Personal contract hire (PCH) has grown from 5% to 7% of the market for new car finance for the 12 months to February 2016.
According to the latest figures from the Finance and Leasing Association (FLA), obtained by AM, PCH has grown at the expense of hire purchase, which has dropped from 21% to 16% over the same period.
PCH is a long term leasing option for customers not looking to buy their car at the end of the contract. The trend shows customers are becoming more accustomed to leasing their car, rather than owning it.
Philip Nothard (pictured), consumer and retail specialist at Cap HPI, said: “PCH is increasingly seen as a cost effective alternative for motorists. It offers the flexibility to change mileage commitments, with lower upfront payments and competitive monthly charges.”

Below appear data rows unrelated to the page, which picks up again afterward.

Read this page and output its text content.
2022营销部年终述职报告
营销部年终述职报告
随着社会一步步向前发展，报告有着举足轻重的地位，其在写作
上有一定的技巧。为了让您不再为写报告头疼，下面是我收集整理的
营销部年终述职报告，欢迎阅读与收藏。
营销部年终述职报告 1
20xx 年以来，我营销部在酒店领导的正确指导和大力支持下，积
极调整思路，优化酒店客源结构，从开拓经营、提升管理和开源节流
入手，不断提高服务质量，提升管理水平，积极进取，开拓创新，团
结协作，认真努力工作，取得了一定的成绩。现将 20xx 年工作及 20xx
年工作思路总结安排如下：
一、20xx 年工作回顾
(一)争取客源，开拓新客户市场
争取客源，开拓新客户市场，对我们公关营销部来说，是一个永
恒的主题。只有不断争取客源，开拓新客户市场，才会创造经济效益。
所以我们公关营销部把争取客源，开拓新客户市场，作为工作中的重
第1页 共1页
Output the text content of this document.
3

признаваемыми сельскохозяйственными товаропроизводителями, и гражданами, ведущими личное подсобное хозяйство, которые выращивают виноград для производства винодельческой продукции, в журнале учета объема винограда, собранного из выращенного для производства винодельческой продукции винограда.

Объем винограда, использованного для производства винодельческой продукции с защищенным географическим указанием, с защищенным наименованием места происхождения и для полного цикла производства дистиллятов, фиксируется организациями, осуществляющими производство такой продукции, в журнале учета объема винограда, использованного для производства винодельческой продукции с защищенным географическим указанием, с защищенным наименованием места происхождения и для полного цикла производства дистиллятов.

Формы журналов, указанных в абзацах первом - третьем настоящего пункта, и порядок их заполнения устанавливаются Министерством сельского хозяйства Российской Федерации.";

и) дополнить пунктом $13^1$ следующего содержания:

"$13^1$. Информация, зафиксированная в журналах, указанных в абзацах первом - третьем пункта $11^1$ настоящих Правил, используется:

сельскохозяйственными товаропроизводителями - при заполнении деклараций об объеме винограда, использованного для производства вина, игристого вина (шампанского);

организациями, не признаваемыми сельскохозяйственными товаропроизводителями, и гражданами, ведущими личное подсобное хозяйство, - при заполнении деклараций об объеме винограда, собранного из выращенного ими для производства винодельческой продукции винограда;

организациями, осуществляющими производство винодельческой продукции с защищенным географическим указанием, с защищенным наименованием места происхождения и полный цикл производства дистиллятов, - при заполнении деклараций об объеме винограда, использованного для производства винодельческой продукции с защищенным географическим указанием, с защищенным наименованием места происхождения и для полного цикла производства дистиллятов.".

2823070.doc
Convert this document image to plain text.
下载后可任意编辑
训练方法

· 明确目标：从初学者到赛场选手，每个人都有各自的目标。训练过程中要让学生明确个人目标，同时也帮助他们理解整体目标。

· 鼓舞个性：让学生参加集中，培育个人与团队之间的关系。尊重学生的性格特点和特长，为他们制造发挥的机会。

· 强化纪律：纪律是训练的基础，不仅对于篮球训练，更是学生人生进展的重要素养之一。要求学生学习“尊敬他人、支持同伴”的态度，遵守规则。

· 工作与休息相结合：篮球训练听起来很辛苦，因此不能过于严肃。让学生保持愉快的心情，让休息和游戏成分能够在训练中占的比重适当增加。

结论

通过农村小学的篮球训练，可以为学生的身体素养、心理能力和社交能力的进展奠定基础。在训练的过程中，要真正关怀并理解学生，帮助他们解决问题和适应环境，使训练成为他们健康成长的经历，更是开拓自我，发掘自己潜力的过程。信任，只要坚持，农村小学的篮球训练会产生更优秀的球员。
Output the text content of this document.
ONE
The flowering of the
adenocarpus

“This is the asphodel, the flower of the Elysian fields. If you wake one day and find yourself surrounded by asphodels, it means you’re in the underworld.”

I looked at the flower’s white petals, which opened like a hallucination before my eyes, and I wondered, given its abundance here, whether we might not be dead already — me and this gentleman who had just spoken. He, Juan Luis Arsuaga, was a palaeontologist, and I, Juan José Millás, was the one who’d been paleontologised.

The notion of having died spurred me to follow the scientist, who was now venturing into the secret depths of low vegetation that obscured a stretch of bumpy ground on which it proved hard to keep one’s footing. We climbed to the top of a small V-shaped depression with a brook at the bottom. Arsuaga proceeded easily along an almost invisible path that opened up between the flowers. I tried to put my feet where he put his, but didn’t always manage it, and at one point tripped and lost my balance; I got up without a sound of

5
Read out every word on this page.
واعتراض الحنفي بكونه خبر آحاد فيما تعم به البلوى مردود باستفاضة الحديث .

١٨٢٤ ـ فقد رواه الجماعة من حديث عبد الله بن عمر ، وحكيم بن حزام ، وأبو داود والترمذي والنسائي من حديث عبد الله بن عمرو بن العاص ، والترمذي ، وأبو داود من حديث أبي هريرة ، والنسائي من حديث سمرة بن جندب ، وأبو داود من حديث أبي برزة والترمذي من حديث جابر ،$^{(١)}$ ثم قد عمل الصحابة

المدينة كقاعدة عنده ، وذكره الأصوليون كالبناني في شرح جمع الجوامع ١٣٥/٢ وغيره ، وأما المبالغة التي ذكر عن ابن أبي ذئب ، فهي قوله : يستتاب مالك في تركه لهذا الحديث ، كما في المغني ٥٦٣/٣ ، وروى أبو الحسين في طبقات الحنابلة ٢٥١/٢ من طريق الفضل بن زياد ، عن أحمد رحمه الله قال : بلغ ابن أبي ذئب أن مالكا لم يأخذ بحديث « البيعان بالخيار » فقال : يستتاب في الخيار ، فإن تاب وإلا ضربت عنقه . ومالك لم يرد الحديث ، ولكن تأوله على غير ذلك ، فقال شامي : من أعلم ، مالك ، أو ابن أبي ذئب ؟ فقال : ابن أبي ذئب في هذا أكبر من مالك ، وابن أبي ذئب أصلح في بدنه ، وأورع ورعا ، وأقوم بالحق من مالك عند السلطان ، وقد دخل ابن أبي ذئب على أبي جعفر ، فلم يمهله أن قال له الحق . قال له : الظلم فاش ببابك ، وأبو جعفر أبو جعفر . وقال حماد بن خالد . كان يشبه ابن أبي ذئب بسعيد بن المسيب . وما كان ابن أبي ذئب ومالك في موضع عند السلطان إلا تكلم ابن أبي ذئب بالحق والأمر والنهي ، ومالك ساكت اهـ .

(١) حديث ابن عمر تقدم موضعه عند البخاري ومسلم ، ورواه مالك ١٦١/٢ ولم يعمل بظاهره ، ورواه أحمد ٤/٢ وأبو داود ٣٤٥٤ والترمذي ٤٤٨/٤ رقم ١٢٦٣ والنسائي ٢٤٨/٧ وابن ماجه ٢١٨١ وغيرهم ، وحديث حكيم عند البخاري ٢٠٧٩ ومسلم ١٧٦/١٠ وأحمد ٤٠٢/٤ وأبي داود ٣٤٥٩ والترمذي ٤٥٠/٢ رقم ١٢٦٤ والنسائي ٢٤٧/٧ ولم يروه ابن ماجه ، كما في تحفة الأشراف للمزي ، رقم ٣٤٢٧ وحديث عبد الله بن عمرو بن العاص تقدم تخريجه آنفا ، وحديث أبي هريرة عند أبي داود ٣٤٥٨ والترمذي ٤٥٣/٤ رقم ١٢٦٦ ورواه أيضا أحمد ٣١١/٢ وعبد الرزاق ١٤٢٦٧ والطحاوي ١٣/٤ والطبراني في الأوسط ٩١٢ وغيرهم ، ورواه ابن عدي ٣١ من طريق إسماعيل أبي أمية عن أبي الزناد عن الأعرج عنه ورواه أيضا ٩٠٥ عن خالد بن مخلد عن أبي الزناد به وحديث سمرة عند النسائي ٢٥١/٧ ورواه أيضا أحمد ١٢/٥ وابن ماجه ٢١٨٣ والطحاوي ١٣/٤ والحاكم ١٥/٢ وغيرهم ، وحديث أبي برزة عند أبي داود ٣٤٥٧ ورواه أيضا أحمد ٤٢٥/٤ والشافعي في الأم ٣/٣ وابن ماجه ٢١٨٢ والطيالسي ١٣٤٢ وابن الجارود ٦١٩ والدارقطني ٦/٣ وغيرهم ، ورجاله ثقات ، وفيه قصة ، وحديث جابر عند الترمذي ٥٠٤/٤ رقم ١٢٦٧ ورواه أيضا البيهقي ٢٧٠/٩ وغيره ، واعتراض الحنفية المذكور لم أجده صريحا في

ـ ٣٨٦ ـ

However, PCP is still the retail motor finance product of choice for new vehicles, increasing its share from 73% to now over three quarters of the market at 76%.
Used PCP finance is also starting to gain traction moving from 34% to a 39% share.
Nothard said: “In a market with rising used volumes, sustained levels of consumer demand are vital to the stability of the market.
“The growth of PCP in the used sector is helping to support demand. It is clear the ‘iphonification’ of motorists behaviour is a trend set to continue as motorists get more comfortable with a ‘cost to use’ over a ‘cost to drive’ model.”
Nothard said payments are now the purchase trigger, rather than a vehicle’s RRP, with younger generations changing from ownership to rental the 21st century ‘Radio Rentals’.
An FLA spokesman said then numbers further proove that motor finance continues to be a market which works well for customers.
He said: “Rates are highly competitive, and products like PCP match the broader culture-change which has seen consumers less focused on eventual ownership, and more keen to simply have a car to drive.”
FLA figures also show the percentage of private new car sales financed by FLA members through point-of-sale reached 81.9% in the 12 months to February 2016, up from 81.7% in the 12 months to January.
There are now over 16,000 dealerships in the UK that have passed the FLA’s Specialist Automotive Finance (SAF) test, which aims to keep them up to date on how finance products work.
The FLA spokesman said: “Most of the larger dealership groups have achieved SAF Approved status, indicating that all of their customer-facing sales staff hold a current SAF certificate.”